“Are you guys hoping to upgrade your family car?” says a besuited salesman, who seems to have popped out of thin air. He’s younger than me and has a very angular, pointy face.
I’m about to say no, but Megan cuts me off. “Are there any women sales assistants around today?”
The guy frowns and looks between the pair of us, but reorganises his features into a smile. “I can make you an appointment on a Saturday, Monday, or Wednesday with Kate if you’d like? What kind of thing are you looking for?”
“I’m not looking, she is,” I say.
“Nah. I’m gonna get a Jimny,” Megan says.
“When did you decide that?” I ask.
The salesman ping-pongs his gaze between us.
“About five seconds ago, but you should totally buy this one. All the cool professional athletes drive Discoveries,” she says. Then adds, “I won’t mention a single thing to Georgia.”
I close my eyes and breathe slowly through my nostrils. Damn it. I turn to the sales guy. “How much?”
“Well . . .” He squirms. “This model starts at sixty, but there are a range of finance—”
“K?! Sixty K?! Sixty thousand pounds?” I’m laughing too much to hear what his answer is. Megan laughs as well, and eventually even the sales assistant gets swept into our mirth. “Pard . . . no. No thank you.”
He waits until Megs and I have calmed down. “There are a variety of finance options available, and we have some excellent secondhand models in our showroom. If you trade in, that could bring the agreement down quite a bit. Depending on what your current car is, it might be as much—”
Megan interrupts. “It’s a twenty twenty-three Impreza.”
“Oh, that’s your Subaru outside?” His eyes light up, and I can practically hear the cha-ching sounding off inside his head.
“No, no. No, no, no. I see where this is going, and no, I don’t need a new car. My car is too pretty to trade in.”
“Let’s take a look at the secondhand ones,” Megan says, but not to me. To the sales guy.

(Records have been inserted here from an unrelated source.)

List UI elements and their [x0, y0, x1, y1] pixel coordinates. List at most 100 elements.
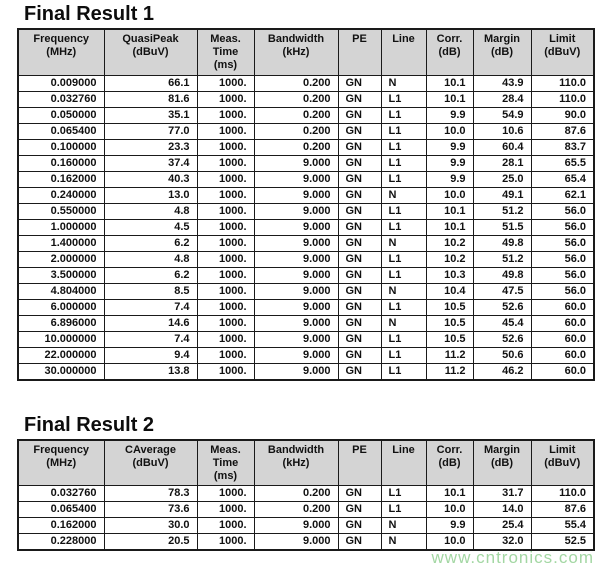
cell-pe: GN — [337, 218, 382, 236]
cell-line: L1 — [380, 266, 427, 284]
cell-meas: 1000. — [196, 314, 255, 332]
cell-limit: 90.0 — [530, 106, 595, 124]
cell-bandwidth: 9.000 — [253, 186, 339, 204]
table-row: 6.896000 14.6 1000. 9.000 GN N 10.5 45.4 60.0 — [17, 314, 595, 332]
cell-pe: GN — [337, 90, 382, 108]
table-row: 0.550000 4.8 1000. 9.000 GN L1 10.1 51.2 56.0 — [17, 202, 595, 220]
cell-margin: 60.4 — [472, 138, 532, 156]
cell-pe: GN — [337, 298, 382, 316]
header-row: Frequency (MHz) QuasiPeak (dBuV) Meas. Tim… — [17, 28, 595, 76]
cell-corr: 9.9 — [425, 170, 474, 188]
cell-meas: 1000. — [196, 234, 255, 252]
cell-corr: 10.1 — [425, 485, 474, 502]
cell-margin: 31.7 — [472, 485, 532, 502]
cell-pe: GN — [337, 170, 382, 188]
cell-line: L1 — [380, 346, 427, 364]
cell-caverage: 30.0 — [103, 517, 198, 534]
cell-bandwidth: 9.000 — [253, 298, 339, 316]
cell-limit: 56.0 — [530, 218, 595, 236]
table-row: 0.240000 13.0 1000. 9.000 GN N 10.0 49.1 62.1 — [17, 186, 595, 204]
cell-quasipeak: 13.8 — [103, 362, 198, 380]
cell-bandwidth: 9.000 — [253, 218, 339, 236]
cell-quasipeak: 37.4 — [103, 154, 198, 172]
cell-line: L1 — [380, 362, 427, 380]
cell-frequency: 4.804000 — [17, 282, 105, 300]
cell-margin: 43.9 — [472, 74, 532, 92]
cell-quasipeak: 40.3 — [103, 170, 198, 188]
cell-quasipeak: 77.0 — [103, 122, 198, 140]
cell-corr: 10.2 — [425, 234, 474, 252]
cell-meas: 1000. — [196, 122, 255, 140]
cell-meas: 1000. — [196, 282, 255, 300]
cell-pe: GN — [337, 202, 382, 220]
column-header-bandwidth: Bandwidth (kHz) — [253, 28, 339, 76]
final-result-2-table: Frequency (MHz) CAverage (dBuV) Meas. Time… — [17, 438, 595, 551]
cell-bandwidth: 9.000 — [253, 314, 339, 332]
table-row: 0.050000 35.1 1000. 0.200 GN L1 9.9 54.9 90.0 — [17, 106, 595, 124]
cell-bandwidth: 0.200 — [253, 138, 339, 156]
cell-frequency: 0.228000 — [17, 533, 105, 551]
cell-caverage: 73.6 — [103, 501, 198, 518]
table-row: 0.009000 66.1 1000. 0.200 GN N 10.1 43.9 110.0 — [17, 74, 595, 92]
table-row: 4.804000 8.5 1000. 9.000 GN N 10.4 47.5 56.0 — [17, 282, 595, 300]
cell-margin: 49.8 — [472, 234, 532, 252]
cell-bandwidth: 9.000 — [253, 154, 339, 172]
cell-bandwidth: 9.000 — [253, 202, 339, 220]
column-header-pe: PE — [337, 28, 382, 76]
cell-meas: 1000. — [196, 298, 255, 316]
cell-margin: 51.5 — [472, 218, 532, 236]
column-header-margin: Margin (dB) — [472, 439, 532, 486]
cell-corr: 9.9 — [425, 138, 474, 156]
cell-meas: 1000. — [196, 90, 255, 108]
cell-frequency: 2.000000 — [17, 250, 105, 268]
cell-line: L1 — [380, 154, 427, 172]
cell-frequency: 3.500000 — [17, 266, 105, 284]
cell-quasipeak: 14.6 — [103, 314, 198, 332]
table-row: 0.162000 30.0 1000. 9.000 GN N 9.9 25.4 55.4 — [17, 517, 595, 534]
cell-line: N — [380, 186, 427, 204]
cell-quasipeak: 13.0 — [103, 186, 198, 204]
cell-line: N — [380, 517, 427, 534]
cell-line: L1 — [380, 202, 427, 220]
cell-pe: GN — [337, 154, 382, 172]
column-header-frequency: Frequency (MHz) — [17, 439, 105, 486]
cell-line: N — [380, 282, 427, 300]
final-result-1-title: Final Result 1 — [24, 3, 155, 25]
cell-frequency: 0.050000 — [17, 106, 105, 124]
cell-margin: 25.0 — [472, 170, 532, 188]
cell-line: L1 — [380, 218, 427, 236]
cell-quasipeak: 4.8 — [103, 202, 198, 220]
cell-limit: 65.5 — [530, 154, 595, 172]
cell-margin: 49.1 — [472, 186, 532, 204]
cell-caverage: 78.3 — [103, 485, 198, 502]
cell-pe: GN — [337, 346, 382, 364]
cell-meas: 1000. — [196, 74, 255, 92]
cell-corr: 10.1 — [425, 74, 474, 92]
final-result-1-section: Final Result 1 Frequency (MHz) QuasiPeak … — [17, 3, 595, 381]
cell-bandwidth: 9.000 — [253, 533, 339, 551]
column-header-limit: Limit (dBuV) — [530, 28, 595, 76]
table-row: 10.000000 7.4 1000. 9.000 GN L1 10.5 52.6 60.0 — [17, 330, 595, 348]
cell-margin: 32.0 — [472, 533, 532, 551]
cell-corr: 10.5 — [425, 330, 474, 348]
cell-pe: GN — [337, 314, 382, 332]
cell-corr: 9.9 — [425, 154, 474, 172]
watermark-text: www.cntronics.com — [431, 548, 594, 567]
cell-margin: 14.0 — [472, 501, 532, 518]
cell-frequency: 0.240000 — [17, 186, 105, 204]
cell-quasipeak: 81.6 — [103, 90, 198, 108]
cell-frequency: 10.000000 — [17, 330, 105, 348]
cell-meas: 1000. — [196, 170, 255, 188]
cell-meas: 1000. — [196, 346, 255, 364]
cell-line: L1 — [380, 106, 427, 124]
cell-frequency: 0.009000 — [17, 74, 105, 92]
cell-quasipeak: 6.2 — [103, 234, 198, 252]
cell-frequency: 0.065400 — [17, 122, 105, 140]
final-result-1-table: Frequency (MHz) QuasiPeak (dBuV) Meas. Tim… — [17, 28, 595, 381]
cell-line: L1 — [380, 330, 427, 348]
cell-corr: 11.2 — [425, 362, 474, 380]
cell-bandwidth: 9.000 — [253, 517, 339, 534]
cell-meas: 1000. — [196, 154, 255, 172]
column-header-meas: Meas. Time (ms) — [196, 439, 255, 486]
cell-margin: 10.6 — [472, 122, 532, 140]
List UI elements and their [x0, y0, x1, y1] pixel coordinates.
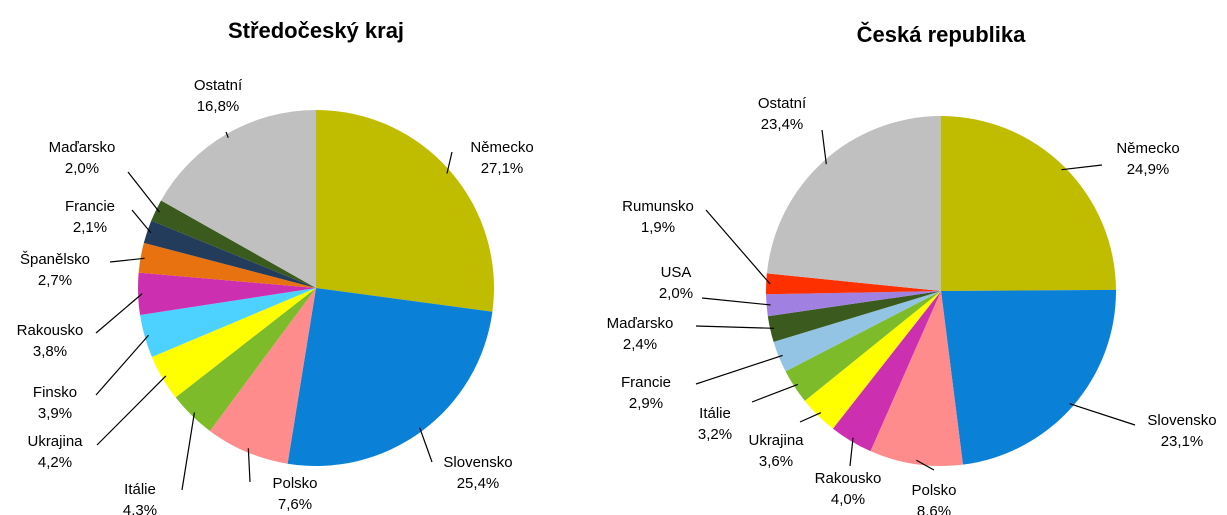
slice-name: Rakousko — [17, 322, 84, 339]
slice-name: USA — [661, 264, 692, 281]
leader-line — [1069, 403, 1136, 426]
pie-slice — [209, 288, 316, 464]
slice-value-label: 23,1% — [1161, 433, 1204, 450]
leader-line — [127, 171, 160, 213]
pie-slice — [766, 291, 941, 317]
leader-line — [181, 412, 196, 491]
slice-value-label: 2,9% — [629, 395, 663, 412]
leader-line — [799, 412, 822, 423]
slice-value-label: 23,4% — [761, 116, 804, 133]
slice-name: Polsko — [272, 475, 317, 492]
pie-slice — [175, 288, 316, 431]
slice-name: Ostatní — [194, 77, 243, 94]
slice-name: Ukrajina — [748, 432, 804, 449]
leader-line — [109, 257, 145, 263]
slice-name: Itálie — [124, 481, 156, 498]
slice-value-label: 2,0% — [65, 160, 99, 177]
leader-line — [95, 293, 143, 334]
pie-slice — [143, 220, 316, 288]
pie-slice — [785, 291, 941, 401]
slice-value-label: 2,1% — [73, 219, 107, 236]
slice-name: Ukrajina — [27, 433, 83, 450]
pie-slice — [161, 110, 316, 288]
slice-value-label: 2,4% — [623, 336, 657, 353]
leader-line — [225, 131, 229, 138]
pie-slice — [316, 110, 495, 312]
leader-line — [695, 354, 783, 385]
slice-name: Slovensko — [443, 454, 512, 471]
pie-slice — [287, 288, 493, 466]
slice-value-label: 25,4% — [457, 475, 500, 492]
pie-slice — [773, 291, 941, 372]
slice-value-label: 4,3% — [123, 502, 157, 515]
slice-name: Francie — [621, 374, 671, 391]
slice-name: Rumunsko — [622, 198, 694, 215]
slice-name: Německo — [470, 139, 533, 156]
slice-value-label: 3,6% — [759, 453, 793, 470]
pie-slice — [870, 291, 963, 466]
chart-title: Středočeský kraj — [228, 18, 404, 43]
pie-slice — [767, 291, 941, 342]
slice-name: Maďarsko — [49, 139, 116, 156]
slice-name: Rakousko — [815, 470, 882, 487]
leader-line — [751, 383, 798, 403]
chart-title: Česká republika — [857, 22, 1027, 47]
leader-line — [247, 448, 251, 483]
pie-slice — [804, 291, 941, 429]
leader-line — [96, 375, 167, 446]
leader-line — [916, 459, 935, 471]
leader-line — [821, 129, 827, 165]
slice-value-label: 3,2% — [698, 426, 732, 443]
slice-name: Slovensko — [1147, 412, 1216, 429]
slice-name: Ostatní — [758, 95, 807, 112]
pie-slice — [140, 288, 316, 357]
slice-name: Německo — [1116, 140, 1179, 157]
pie-slice — [138, 272, 316, 316]
pie-slice — [766, 115, 941, 291]
pie-slice — [138, 242, 316, 288]
slice-name: Itálie — [699, 405, 731, 422]
pie-slice — [941, 116, 1116, 291]
leader-line — [1061, 164, 1103, 171]
leader-line — [446, 151, 453, 174]
slice-name: Francie — [65, 198, 115, 215]
slice-name: Finsko — [33, 384, 77, 401]
leader-line — [701, 297, 771, 306]
slice-value-label: 1,9% — [641, 219, 675, 236]
pie-slice — [832, 291, 941, 452]
pie-slice — [151, 288, 316, 398]
slice-value-label: 27,1% — [481, 160, 524, 177]
slice-value-label: 24,9% — [1127, 161, 1170, 178]
slice-value-label: 8,6% — [917, 503, 951, 515]
slice-name: Maďarsko — [607, 315, 674, 332]
leader-line — [695, 325, 775, 329]
leader-line — [419, 427, 433, 463]
slice-value-label: 4,2% — [38, 454, 72, 471]
slice-value-label: 4,0% — [831, 491, 865, 508]
leader-line — [705, 209, 771, 285]
slice-value-label: 3,9% — [38, 405, 72, 422]
pie-slice — [151, 200, 316, 288]
pie-slice — [765, 273, 941, 295]
slice-value-label: 2,7% — [38, 272, 72, 289]
leader-line — [95, 334, 149, 396]
slice-value-label: 7,6% — [278, 496, 312, 513]
slice-value-label: 2,0% — [659, 285, 693, 302]
slice-value-label: 16,8% — [197, 98, 240, 115]
leader-line — [131, 209, 152, 234]
slice-name: Španělsko — [20, 251, 90, 268]
slice-name: Polsko — [911, 482, 956, 499]
leader-line — [849, 437, 854, 467]
slice-value-label: 3,8% — [33, 343, 67, 360]
pie-slice — [941, 289, 1116, 465]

“Certainly,” he says, and the pair hotfoot it out of the showroom.
Okay, what would Pi do? I ask myself. He wouldn’t let himself get tempted by shiny new things. He’d put his foot down and drive away in his sensible, reliable family car. Even though my Impreza has none of those qualities.
Wait, would he want me to buy something more sensible? Oh no. Probably.
By the time we reach the forecourt, Megan has become besties with the sales guy. His name is Lewis. He’s twenty-two, likes Arsenal and snowboarding, and dislikes hot dogs. I don’t trust him.
The first car he shows us is a 2024 Discovery. Black, like the beast in the showroom, but this one has fifteen thousand miles on the clock and is twenty thousand pounds cheaper.
“Loads of leg room,” Lewis says, looking me up and down and then opening the driver’s and passenger’s doors. “And the same in the back. Great, if you two ever have kids.”
“He already has a kid,” Megan says. “Logan. He’s nearly seven?”
“No way, that’s what I want to call my son when I get older,” Lewis says.
I side-eye him, unsure if I should be more offended by the slimy ass-kissing or the fact that he thinks at four years his senior I’m an “older” person.
“Loads of boot space,” he says, opening that too. “Do you have any dogs?”
Megan slaps my arm with the back of her hand, and I know she’s immediately thinking of Trekkie too.
Trekkie. I can just imagine Pi’s face if I rocked up in a car with an exclusive safe zone for his little buddy.
“Not really. But I have a friend with a dog.” Oh god, Eggs, stay strong. Don’t volunteer up such valuable bargaining tools.
“The previous owner had a dog guard installed right here.” Lewis shows us the trunking of the dog cage and where it would be fixed in the boot. “Gives you a good idea of the size. It’ll fit two medium-sized dogs in very comfortably. You can open the door right up like this and your dog—I mean, your friend’s dog—can hop straight in and out. And you’ve still got all this space here for groceries or luggage, or whatever else you have.”